Agent: Bomb Chemical in Rudolph's Home

Traces of an explosive used to bomb an Alabama abortion clinic were found in Eric Rudolph's (search) home in North Carolina, a federal agent testified Tuesday in a key pretrial hearing for the serial bombing suspect.

Richard Alan Strobel, an explosives expert for the Bureau of Alcohol, Tobacco, Firearms and Explosives (search), said small quantities of the compound EGDN were found on numerous items — including socks, a blanket, bed sheet, tool box and a brown wig — taken from Rudolph's trailer during a search days after the January 1998 bombing.

Strobel said the same explosive substance was found in the crater left by the nail-laden bomb that exploded outside an abortion clinic in Birmingham, killing a police officer and critically injuring a nurse.

"The finding of EGDN (search) tells us we are dealing with dynamite," he testified.

Later, he appeared to fight back anger when asked about possible contamination of the crime scene by a man who arrived at the clinic moments after the explosion and tried to help an injured nurse.

If anyone was trying to help the injured, "I've got no problem with that," Strobel coldly told defense lawyer Michael Burt.

The testimony came at the start of a hearing before U.S. District Judge Lynwood Smith, who is considering a defense request to throw out the explosives evidence as unscientific and unreliable.

The defense has argued investigators could have unknowingly transferred explosives traces found at the clinic to Rudolph's trailer or a storage unit he had rented.

Strobel, who helped gather evidence both at the bombing scene and in North Carolina, testified agents went to great lengths to avoid contaminating potential evidence, wearing protective suits over clean clothes, along with two sets of gloves.

"They were taken in a manner that I am fully confident precluded any chance of contamination," he said.

He also said every item testing positive for EGDN was examined on at least two different instruments to confirm the results.

Strobel acknowledged machines like the one used in the bombing investigation were first designed to screen for explosives in airports and could give "false positives" for EGDN when exposed to musk-based perfume and lemon grass.

During the hearing, the injured nurse, Emily Lyons, sat with her husband. She lost an eye in the bombing and still has vision problems. After court, prosecutors let her come to the front of the room to view a photo of the bombing aftermath that showed a passer-by who appeared to be assisting her.
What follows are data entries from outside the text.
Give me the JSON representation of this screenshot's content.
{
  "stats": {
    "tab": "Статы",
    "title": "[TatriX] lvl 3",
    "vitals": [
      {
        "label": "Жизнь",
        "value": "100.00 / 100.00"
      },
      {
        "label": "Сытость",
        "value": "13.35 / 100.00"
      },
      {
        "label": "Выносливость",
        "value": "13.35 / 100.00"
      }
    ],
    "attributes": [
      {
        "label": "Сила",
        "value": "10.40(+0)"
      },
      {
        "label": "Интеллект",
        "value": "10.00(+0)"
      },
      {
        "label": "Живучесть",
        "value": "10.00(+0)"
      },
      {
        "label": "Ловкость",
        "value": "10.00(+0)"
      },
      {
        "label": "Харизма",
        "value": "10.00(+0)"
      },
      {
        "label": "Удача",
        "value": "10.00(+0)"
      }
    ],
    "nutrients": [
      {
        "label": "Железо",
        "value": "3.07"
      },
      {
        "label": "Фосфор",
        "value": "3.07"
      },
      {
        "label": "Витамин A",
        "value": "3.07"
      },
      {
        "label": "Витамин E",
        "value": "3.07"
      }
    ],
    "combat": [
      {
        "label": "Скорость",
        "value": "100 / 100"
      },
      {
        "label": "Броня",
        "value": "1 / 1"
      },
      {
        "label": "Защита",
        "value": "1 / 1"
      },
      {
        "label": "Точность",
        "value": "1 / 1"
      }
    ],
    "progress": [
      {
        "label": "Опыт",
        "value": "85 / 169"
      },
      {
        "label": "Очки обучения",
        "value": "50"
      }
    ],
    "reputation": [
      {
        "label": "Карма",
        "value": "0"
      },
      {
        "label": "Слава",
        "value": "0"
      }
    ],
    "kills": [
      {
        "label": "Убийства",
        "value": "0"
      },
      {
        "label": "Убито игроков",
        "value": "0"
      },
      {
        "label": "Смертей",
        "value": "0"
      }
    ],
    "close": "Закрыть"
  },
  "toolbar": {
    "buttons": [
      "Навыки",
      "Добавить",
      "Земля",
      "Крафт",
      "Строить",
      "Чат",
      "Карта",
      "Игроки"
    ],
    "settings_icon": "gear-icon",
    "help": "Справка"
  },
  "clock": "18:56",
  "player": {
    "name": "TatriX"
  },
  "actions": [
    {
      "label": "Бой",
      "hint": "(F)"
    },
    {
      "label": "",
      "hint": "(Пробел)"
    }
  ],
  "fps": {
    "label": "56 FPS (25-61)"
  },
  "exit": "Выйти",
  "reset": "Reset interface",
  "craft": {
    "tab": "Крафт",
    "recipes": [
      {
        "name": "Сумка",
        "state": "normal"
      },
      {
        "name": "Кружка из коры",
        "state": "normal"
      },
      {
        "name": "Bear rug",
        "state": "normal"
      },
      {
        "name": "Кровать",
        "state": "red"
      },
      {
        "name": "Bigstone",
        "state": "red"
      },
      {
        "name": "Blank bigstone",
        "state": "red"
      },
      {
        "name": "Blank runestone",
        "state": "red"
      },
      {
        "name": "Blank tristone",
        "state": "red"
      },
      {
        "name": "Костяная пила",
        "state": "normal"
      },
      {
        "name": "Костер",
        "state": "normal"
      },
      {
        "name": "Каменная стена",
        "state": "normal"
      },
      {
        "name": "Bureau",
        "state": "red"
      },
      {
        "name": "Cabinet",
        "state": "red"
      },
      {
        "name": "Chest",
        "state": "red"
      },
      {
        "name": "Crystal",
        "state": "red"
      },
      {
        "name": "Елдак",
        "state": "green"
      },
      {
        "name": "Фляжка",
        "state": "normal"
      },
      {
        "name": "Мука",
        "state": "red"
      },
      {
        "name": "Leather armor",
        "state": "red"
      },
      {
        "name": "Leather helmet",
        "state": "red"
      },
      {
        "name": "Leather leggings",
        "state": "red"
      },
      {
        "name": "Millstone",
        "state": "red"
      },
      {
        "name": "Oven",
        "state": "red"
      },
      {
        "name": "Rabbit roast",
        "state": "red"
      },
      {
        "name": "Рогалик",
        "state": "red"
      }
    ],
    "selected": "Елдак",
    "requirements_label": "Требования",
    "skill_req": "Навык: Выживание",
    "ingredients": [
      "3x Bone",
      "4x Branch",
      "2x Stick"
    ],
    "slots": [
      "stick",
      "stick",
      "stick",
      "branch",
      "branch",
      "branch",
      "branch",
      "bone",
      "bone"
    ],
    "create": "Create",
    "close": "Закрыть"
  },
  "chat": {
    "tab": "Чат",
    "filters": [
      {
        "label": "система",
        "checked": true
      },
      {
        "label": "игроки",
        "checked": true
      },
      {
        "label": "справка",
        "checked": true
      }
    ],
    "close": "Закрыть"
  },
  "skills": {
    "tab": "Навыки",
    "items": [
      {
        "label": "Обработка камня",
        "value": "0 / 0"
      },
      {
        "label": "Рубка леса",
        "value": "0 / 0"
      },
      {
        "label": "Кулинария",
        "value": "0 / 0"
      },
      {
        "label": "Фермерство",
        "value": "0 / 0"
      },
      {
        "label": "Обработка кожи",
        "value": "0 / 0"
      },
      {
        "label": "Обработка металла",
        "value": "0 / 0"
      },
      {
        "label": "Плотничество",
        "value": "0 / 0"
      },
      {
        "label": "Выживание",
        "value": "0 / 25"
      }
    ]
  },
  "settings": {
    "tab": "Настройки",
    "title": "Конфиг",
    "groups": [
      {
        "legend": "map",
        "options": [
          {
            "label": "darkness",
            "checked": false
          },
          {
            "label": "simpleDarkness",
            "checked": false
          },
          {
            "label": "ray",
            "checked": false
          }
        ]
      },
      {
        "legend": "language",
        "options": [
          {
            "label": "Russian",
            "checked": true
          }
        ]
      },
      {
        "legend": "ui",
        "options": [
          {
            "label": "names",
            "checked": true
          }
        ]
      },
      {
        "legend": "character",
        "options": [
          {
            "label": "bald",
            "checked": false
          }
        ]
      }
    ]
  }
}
Rudolph, who was arrested in Murphy, N.C., in 2003 after a 51/2-year manhunt, has pleaded not guilty in the clinic bombing. He also is accused in the fatal Olympic park bombing in Atlanta in 1996 and two more bombings in the Atlanta area in 1997.

Preliminary jury selection for Rudolph's trial is set for April 6, with opening statements not expected until early June. Rudolph could face the death penalty if convicted.